Я еще раз чмокнул ее в ухо, но ей, похоже, надоели эти телячьи нежности. Николь снова подняла голову, так, что ресницы коснулись моей щеки, и прошептала:
– Миш, соберись, пожалуйста! Я ведь не москвичка. И я уже старая. По местным меркам, – тут же испуганно поправилась она. – И я не хочу возвращаться туда побитой собакой. – Она показала на колыхающуюся под нами толпу потных граждан, и я понимающе кивнул ей.
– Да, там тесно, – согласился я, просто для того, чтобы хоть что-нибудь сказать.
Она сухо улыбнулась и погладила меня по щеке.
– Ты умный. А там действительно очень тесно.
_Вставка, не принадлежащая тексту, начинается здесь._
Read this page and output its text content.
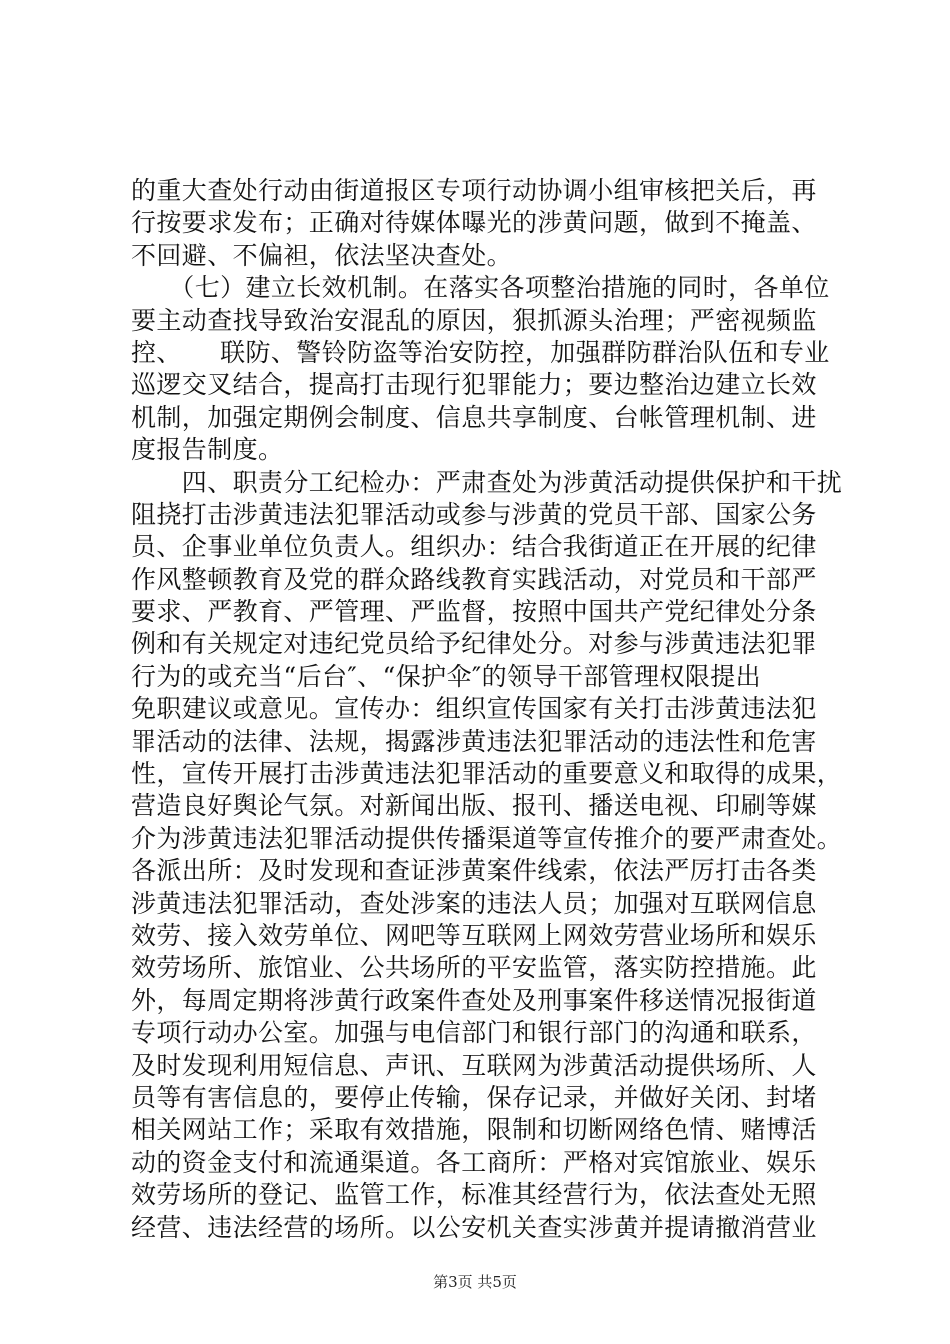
的重大查处行动由街道报区专项行动协调小组审核把关后，再
行按要求发布；正确对待媒体曝光的涉黄问题，做到不掩盖、
不回避、不偏袒，依法坚决查处。
　　（七）建立长效机制。在落实各项整治措施的同时，各单位
要主动查找导致治安混乱的原因，狠抓源头治理；严密视频监
控、　　联防、警铃防盗等治安防控，加强群防群治队伍和专业
巡逻交叉结合，提高打击现行犯罪能力；要边整治边建立长效
机制，加强定期例会制度、信息共享制度、台帐管理机制、进
度报告制度。
　　四、职责分工纪检办：严肃查处为涉黄活动提供保护和干扰
阻挠打击涉黄违法犯罪活动或参与涉黄的党员干部、国家公务
员、企事业单位负责人。组织办：结合我街道正在开展的纪律
作风整顿教育及党的群众路线教育实践活动，对党员和干部严
要求、严教育、严管理、严监督，按照中国共产党纪律处分条
例和有关规定对违纪党员给予纪律处分。对参与涉黄违法犯罪
行为的或充当“后台″、“保护伞″的领导干部管理权限提出
免职建议或意见。宣传办：组织宣传国家有关打击涉黄违法犯
罪活动的法律、法规，揭露涉黄违法犯罪活动的违法性和危害
性，宣传开展打击涉黄违法犯罪活动的重要意义和取得的成果，
营造良好舆论气氛。对新闻出版、报刊、播送电视、印刷等媒
介为涉黄违法犯罪活动提供传播渠道等宣传推介的要严肃查处。
各派出所：及时发现和查证涉黄案件线索，依法严厉打击各类
涉黄违法犯罪活动，查处涉案的违法人员；加强对互联网信息
效劳、接入效劳单位、网吧等互联网上网效劳营业场所和娱乐
效劳场所、旅馆业、公共场所的平安监管，落实防控措施。此
外，每周定期将涉黄行政案件查处及刑事案件移送情况报街道
专项行动办公室。加强与电信部门和银行部门的沟通和联系，
及时发现利用短信息、声讯、互联网为涉黄活动提供场所、人
员等有害信息的，要停止传输，保存记录，并做好关闭、封堵
相关网站工作；采取有效措施，限制和切断网络色情、赌博活
动的资金支付和流通渠道。各工商所：严格对宾馆旅业、娱乐
效劳场所的登记、监管工作，标准其经营行为，依法查处无照
经营、违法经营的场所。以公安机关查实涉黄并提请撤消营业
第3页 共5页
Так тесно, что в женском туалете могут бритвой полоснуть, чтоб не отсвечивала.
– О, как! – посочувствовал я.
– Угу. Это они мне за Марка сделали. Год назад. За него пол-Москвы насмерть билось, когда он, дурак, с женой развелся.
– Дык ты ж, вроде, победила? – удивился я.
– Угу, – зажмурилась она, чтобы не видеть меня или свои тогдашние воспоминания. – Только вот он теперь стал принципиальным противником супружеской жизни. Говорит, что чувства должны быть свободными и искренними, без бюрократических оков.
– Ага-ага. И сколько времени тебе осталось при нем тусоваться?
– Да хрен его знает, Миша! – вдруг закричала она мне в лицо, и я понял, что этот вопрос изводит ее уже не первый месяц.
У меня не было к ней жалости. Какое-то другое, темное, возможно, опасное и сильное чувство колыхалось во мне, и я прислушался к своим ощущениям.
Разумеется, мне хотелось ее трахнуть, но это было как раз неудивительно.
Еще мне хотелось держать ее возле себя подольше, но и тут я не сомневался, для чего именно.
Было и еще что-то неуловимое, клубок каких-то невнятных, неоформленных желаний, копошащихся во мне где-то в глубоком подсознании, так что и не ухватить. Мне даже показалось, что я хочу написать ее портрет, запечатлеть эти тонкие, нечеткие, почти невидимые линии ее лица, и я изумился своим извращенным мыслям – таких желаний у меня не возникало с пятого класса, с тех пор, как любящие родители запихали меня, буквально насильно, в художественную школу, где всего за два года я возненавидел графику в частности и рисование в целом.
– Эй, парень! Михась! Проснись! – Она хлопнула меня теплой ладошкой по лицу, и я вернулся в Москву, в напыщенный и душный, но тем не менее переполненный гламурной фауной кабак.